Rain Gardens

Have you ever considered installing a rain garden on your property?  There may be funding sources to help you build one–join our Watershed Stewards group on Google to learn more.

A rain garden is a small depression filled with native plants which captures stormwater runoff.  The garden holds the water as it slowly infiltrates the substrate and recharges the groundwater underneath.

Did you know a rain garden can help coral reefs?  It does!  By trapping runoff and diverting it to our groundwater, we can reduce the sediment that has been flowing into the sea.  This sediment clouds the water for several days which can cause coral polyps to die.  In addition, runoff gathers whatever trash or chemicals they run through and can pollute our beautiful oceans.  Sometimes, these pollutants cause algal blooms and can make the water unsafe to swim in.  Fortunately, the earth helps filter some pollutants before stormwater captured in a rain garden reaches the groundwater.

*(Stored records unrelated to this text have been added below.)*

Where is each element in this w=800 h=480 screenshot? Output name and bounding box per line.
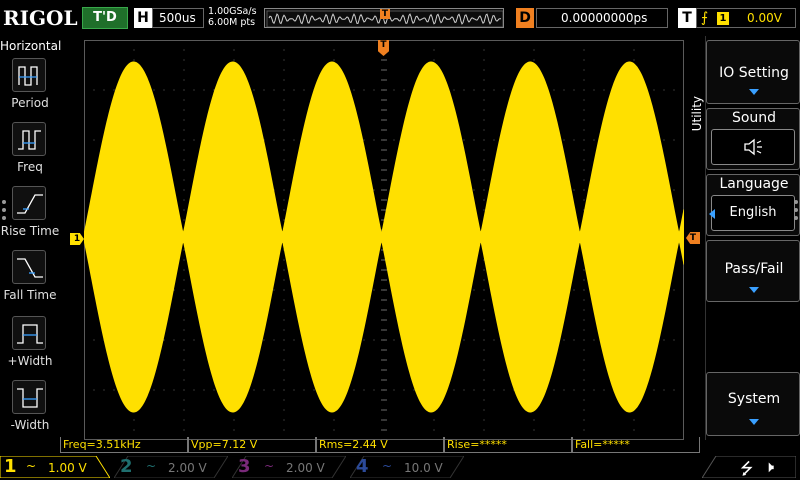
usb-icon: ⭍	[740, 459, 754, 478]
measurement-rise[interactable]: Rise=*****	[444, 437, 572, 453]
language-value-box: English	[711, 195, 795, 231]
language-chevron-left-icon	[709, 209, 715, 219]
measurement-fall[interactable]: Fall=*****	[572, 437, 700, 453]
sample-rate: 1.00GSa/s	[208, 6, 257, 17]
pass-fail-chevron-down-icon	[749, 287, 759, 293]
measurement-vpp[interactable]: Vpp=7.12 V	[188, 437, 316, 453]
run-state-badge[interactable]: T'D	[82, 7, 128, 29]
positive-width-icon	[12, 316, 46, 350]
channel-2-coupling: ~	[146, 459, 157, 473]
delay-value: 0.00000000ps	[561, 11, 648, 25]
io-setting-button[interactable]: IO Setting	[706, 40, 800, 104]
measure-fall-time-label: Fall Time	[3, 288, 57, 302]
measurement-results-bar: Freq=3.51kHz Vpp=7.12 V Rms=2.44 V Rise=…	[60, 437, 700, 453]
sound-label: Sound	[731, 110, 777, 126]
period-icon	[12, 58, 46, 92]
channel-4-tab[interactable]: 4 ~ 10.0 V	[350, 456, 464, 478]
channel-2-scale: 2.00 V	[168, 461, 207, 475]
utility-menu-tab: Utility	[688, 36, 706, 440]
measure-freq[interactable]: Freq	[0, 122, 60, 186]
speaker-icon	[711, 129, 795, 165]
pass-fail-button[interactable]: Pass/Fail	[706, 240, 800, 302]
channel-3-coupling: ~	[264, 459, 275, 473]
trigger-source: 1	[717, 12, 729, 25]
timebase-box[interactable]: 500us	[152, 8, 204, 28]
utility-menu: Utility IO Setting Sound Language Englis…	[688, 36, 800, 440]
memory-trigger-marker: T	[380, 9, 390, 19]
measure-rise-time-label: Rise Time	[0, 224, 60, 238]
negative-width-icon	[12, 380, 46, 414]
waveform-display[interactable]	[84, 40, 684, 440]
channel-2-number: 2	[120, 456, 133, 477]
measure-side-panel: Horizontal Period Freq Rise Time Fall Ti…	[0, 36, 62, 436]
measure-period-label: Period	[11, 96, 49, 110]
pass-fail-label: Pass/Fail	[724, 261, 784, 277]
rigol-logo: RIGOL	[3, 6, 78, 30]
channel-4-scale: 10.0 V	[404, 461, 443, 475]
measure-negative-width-label: -Width	[10, 418, 50, 432]
measure-negative-width[interactable]: -Width	[0, 380, 60, 444]
measure-period[interactable]: Period	[0, 58, 60, 122]
freq-icon	[12, 122, 46, 156]
channel-2-tab[interactable]: 2 ~ 2.00 V	[114, 456, 228, 478]
channel-4-coupling: ~	[382, 459, 393, 473]
measure-positive-width-label: +Width	[7, 354, 53, 368]
measure-positive-width[interactable]: +Width	[0, 316, 60, 380]
ch1-offset-marker[interactable]: 1	[70, 233, 84, 245]
channel-4-number: 4	[356, 456, 369, 477]
system-button[interactable]: System	[706, 372, 800, 436]
top-status-bar: RIGOL T'D H 500us 1.00GSa/s 6.00M pts T …	[0, 0, 800, 36]
io-setting-chevron-down-icon	[749, 89, 759, 95]
rise-time-icon	[12, 186, 46, 220]
utility-menu-tab-label: Utility	[690, 96, 704, 132]
trigger-box[interactable]: ⨍ 1 0.00V	[696, 8, 796, 28]
channel-1-scale: 1.00 V	[48, 461, 87, 475]
language-button[interactable]: Language English	[706, 174, 800, 236]
speaker-icon: 🕨	[764, 457, 775, 476]
channel-3-tab[interactable]: 3 ~ 2.00 V	[232, 456, 346, 478]
trigger-level: 0.00V	[747, 11, 782, 25]
io-setting-label: IO Setting	[719, 65, 789, 81]
waveform-grid	[84, 40, 684, 440]
fall-time-icon	[12, 250, 46, 284]
channel-3-number: 3	[238, 456, 251, 477]
memory-position-bar[interactable]: T	[264, 8, 504, 28]
system-chevron-down-icon	[749, 419, 759, 425]
channel-1-coupling: ~	[26, 459, 37, 473]
rising-edge-icon: ⨍	[701, 10, 709, 26]
channel-1-tab[interactable]: 1 ~ 1.00 V	[0, 456, 110, 478]
right-page-dots	[794, 196, 800, 224]
measurement-rms[interactable]: Rms=2.44 V	[316, 437, 444, 453]
delay-label: D	[516, 8, 534, 28]
measure-rise-time[interactable]: Rise Time	[0, 186, 60, 250]
panel-title: Horizontal	[0, 39, 62, 53]
horizontal-label: H	[134, 8, 152, 28]
language-label: Language	[719, 176, 789, 192]
measure-freq-label: Freq	[17, 160, 43, 174]
measurement-freq[interactable]: Freq=3.51kHz	[60, 437, 188, 453]
memory-depth: 6.00M pts	[208, 17, 256, 28]
channel-1-number: 1	[4, 456, 17, 477]
left-page-dots	[2, 196, 8, 224]
trigger-label: T	[678, 8, 696, 28]
channel-3-scale: 2.00 V	[286, 461, 325, 475]
language-value: English	[729, 205, 777, 220]
delay-box[interactable]: 0.00000000ps	[536, 8, 668, 28]
sound-button[interactable]: Sound	[706, 108, 800, 170]
channel-status-bar: 1 ~ 1.00 V 2 ~ 2.00 V 3 ~ 2.00 V 4 ~ 10.…	[0, 454, 800, 480]
timebase-value: 500us	[159, 11, 196, 25]
system-label: System	[727, 391, 781, 407]
measure-fall-time[interactable]: Fall Time	[0, 250, 60, 314]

Download this pdf to read about Rain Gardens and find ten easy steps to install one!
RC&D How To Rain Garden

By using native, hardy plants that can withstand both drought and temporary inundation, rain gardens are super easy to care for.

A rain garden installed at Pearl B. Larsen in 2010 with USDA NRCS and VI RC&D.

A rain garden installed at Pearl B. Larsen in 2010.

By capturing your stormwater runoff, rain gardens can reduce flooding and erosion on your and neighboring properties!

Another nice rain garden in St. Croix

A nice rain garden in St. Croix

Best of all–rain gardens beautify your property!!